Nadto z ostrożności procesowej w przypadku nieuwzględnienia powyższych zarzutów wyrokowi w oparciu o treść art. 438 pkt. 4 k.p.k. zarzucił:

3. rażącą niewspółmierność (surowość) orzeczonej wobec oskarżonego kary tj. 3 (trzech) lat i 6 (sześciu) miesięcy pozbawienia wolności w stosunku do stopnia winy oskarżonego i charakteru jego udziału w inkryminowanym wydarzeniu z uwagi na fakt, że materiał dowodowy zgromadzony w sprawie, jednoznacznie wskazuje, że udział oskarżonego w zdarzeniu był marginalny, a oskarżony w żaden sposób nie użył przemocy wobec pokrzywdzonego M. K..

Mając na uwadze powyższe zarzuty wniósł o:

1. zmianę zaskarżonego wyroku i odmienne orzeczenie co do istoty sprawy poprzez uniewinnienie oskarżonego R. T. (1) od przypisanego mu czynu, ewentualnie

2. uchylenie zaskarżonego wyroku w całości i przekazanie sprawy Sądowi I Instancji do ponownego rozpoznania;

ewentualnie

3. w razie nieuwzględnienia powyższych wniosków o znaczne złagodzenie orzeczonej oskarżonemu R. T. (1) kary.

Sąd Apelacyjny zważył co następuje.

Żadna z wniesionych apelacji obrońców oskarżonych nie okazała się zasadna. Przeprowadzona przez Sąd Apelacyjny kontrola odwoławcza wyroku nie dała podstaw do uwzględnienia podniesionych w nich zarzutów, a zatem brak było też podstaw do zmiany orzeczenia w kierunkach postulowanych przez skarżących, w szczególności przez jego zmianę i uniewinnienie oskarżonych od dokonania zarzucanych im czynów.

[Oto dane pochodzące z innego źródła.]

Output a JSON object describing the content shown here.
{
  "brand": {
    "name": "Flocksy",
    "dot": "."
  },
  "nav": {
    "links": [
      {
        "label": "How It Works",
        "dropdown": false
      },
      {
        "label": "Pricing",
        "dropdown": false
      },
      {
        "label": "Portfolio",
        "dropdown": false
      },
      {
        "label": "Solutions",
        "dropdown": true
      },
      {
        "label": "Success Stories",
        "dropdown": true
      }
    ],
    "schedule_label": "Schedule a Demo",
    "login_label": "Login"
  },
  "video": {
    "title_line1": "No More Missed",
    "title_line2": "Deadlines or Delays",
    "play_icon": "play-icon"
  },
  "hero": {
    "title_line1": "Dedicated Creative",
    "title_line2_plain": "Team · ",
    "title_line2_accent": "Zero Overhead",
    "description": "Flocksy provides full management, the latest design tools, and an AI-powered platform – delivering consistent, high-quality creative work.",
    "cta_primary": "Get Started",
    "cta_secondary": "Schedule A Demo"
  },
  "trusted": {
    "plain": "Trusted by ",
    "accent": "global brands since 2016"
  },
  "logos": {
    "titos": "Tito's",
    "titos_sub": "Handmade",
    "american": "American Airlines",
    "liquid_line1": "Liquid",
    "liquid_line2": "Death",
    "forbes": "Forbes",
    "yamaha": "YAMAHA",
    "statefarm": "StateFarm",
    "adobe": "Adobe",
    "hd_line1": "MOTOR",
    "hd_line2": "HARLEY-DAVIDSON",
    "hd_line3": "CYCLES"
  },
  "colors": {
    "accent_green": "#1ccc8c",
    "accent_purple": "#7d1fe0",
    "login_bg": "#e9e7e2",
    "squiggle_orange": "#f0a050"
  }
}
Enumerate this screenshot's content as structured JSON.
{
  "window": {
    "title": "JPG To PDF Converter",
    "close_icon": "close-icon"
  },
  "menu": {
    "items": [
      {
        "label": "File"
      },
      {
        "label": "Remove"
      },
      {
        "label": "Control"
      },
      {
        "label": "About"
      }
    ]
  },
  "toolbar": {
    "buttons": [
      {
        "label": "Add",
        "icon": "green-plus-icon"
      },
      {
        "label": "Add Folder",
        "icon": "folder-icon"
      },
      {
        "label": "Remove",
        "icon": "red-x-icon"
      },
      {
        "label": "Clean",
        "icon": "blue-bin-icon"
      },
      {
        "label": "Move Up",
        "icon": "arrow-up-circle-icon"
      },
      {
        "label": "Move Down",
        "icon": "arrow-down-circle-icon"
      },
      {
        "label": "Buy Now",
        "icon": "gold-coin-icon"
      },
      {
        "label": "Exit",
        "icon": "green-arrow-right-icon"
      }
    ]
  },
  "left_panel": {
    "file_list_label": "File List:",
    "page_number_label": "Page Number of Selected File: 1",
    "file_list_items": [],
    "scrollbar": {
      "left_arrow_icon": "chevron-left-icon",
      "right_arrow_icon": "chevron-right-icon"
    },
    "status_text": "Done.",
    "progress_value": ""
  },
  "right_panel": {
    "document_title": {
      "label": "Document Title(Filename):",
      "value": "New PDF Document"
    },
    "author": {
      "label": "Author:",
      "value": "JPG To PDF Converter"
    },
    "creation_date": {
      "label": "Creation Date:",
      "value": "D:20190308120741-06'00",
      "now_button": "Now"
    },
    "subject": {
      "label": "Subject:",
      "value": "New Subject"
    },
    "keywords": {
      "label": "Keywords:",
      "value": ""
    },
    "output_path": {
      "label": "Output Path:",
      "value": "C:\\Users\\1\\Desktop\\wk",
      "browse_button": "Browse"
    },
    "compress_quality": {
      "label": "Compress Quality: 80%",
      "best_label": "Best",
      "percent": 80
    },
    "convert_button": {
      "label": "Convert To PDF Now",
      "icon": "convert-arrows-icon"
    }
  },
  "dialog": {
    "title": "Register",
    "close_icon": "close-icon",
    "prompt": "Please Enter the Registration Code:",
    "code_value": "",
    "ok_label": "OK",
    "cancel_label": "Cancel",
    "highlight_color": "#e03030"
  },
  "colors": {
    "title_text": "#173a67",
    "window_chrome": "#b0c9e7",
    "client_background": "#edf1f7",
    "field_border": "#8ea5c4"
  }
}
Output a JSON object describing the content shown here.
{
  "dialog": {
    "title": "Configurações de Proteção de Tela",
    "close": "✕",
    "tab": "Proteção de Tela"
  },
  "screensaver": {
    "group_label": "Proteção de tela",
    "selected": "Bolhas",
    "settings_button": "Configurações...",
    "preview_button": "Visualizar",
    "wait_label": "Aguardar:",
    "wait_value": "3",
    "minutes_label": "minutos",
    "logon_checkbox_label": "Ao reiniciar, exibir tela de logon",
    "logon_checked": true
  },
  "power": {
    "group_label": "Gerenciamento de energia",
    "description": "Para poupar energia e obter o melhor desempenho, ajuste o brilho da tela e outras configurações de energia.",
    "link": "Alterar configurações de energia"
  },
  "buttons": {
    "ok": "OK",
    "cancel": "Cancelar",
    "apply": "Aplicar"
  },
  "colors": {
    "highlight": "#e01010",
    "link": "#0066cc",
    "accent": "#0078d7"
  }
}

W związku z tym w pierwszej kolejności stwierdzić należy, iż w ocenie sądu odwoławczego, apelacje obrońców sprowadzają się do polemiki z ustaleniami i ocenami sądu I instancji, polegającej w istocie rzeczy na przeciwstawianiu im ustaleń i ocen skarżących, bazujących oczywiście na korzystnych dla oskarżonych ich wyjaśnieniach, z pominięciem tej części materiału dowodowego, która przemawiała na ich niekorzyść.

Odnosząc się do powyższego stwierdzić należy, że zebrany w sprawie niniejszej materiał dowody, a zwłaszcza wyjaśnienia oskarżonych, poddany został przez sąd I instancji wszechstronnej analizie, na co wskazuje treść pisemnego uzasadnienia orzeczenia. Wszechstronność owej analizy polegała m. in. na tym, że poddane jej zostały wszystkie dowody mające znaczenie dla rozstrzygnięcia, a więc również te, które według skarżących przemawiały na korzyść oskarżonych, na które wskazują w apelacjach obrońcy.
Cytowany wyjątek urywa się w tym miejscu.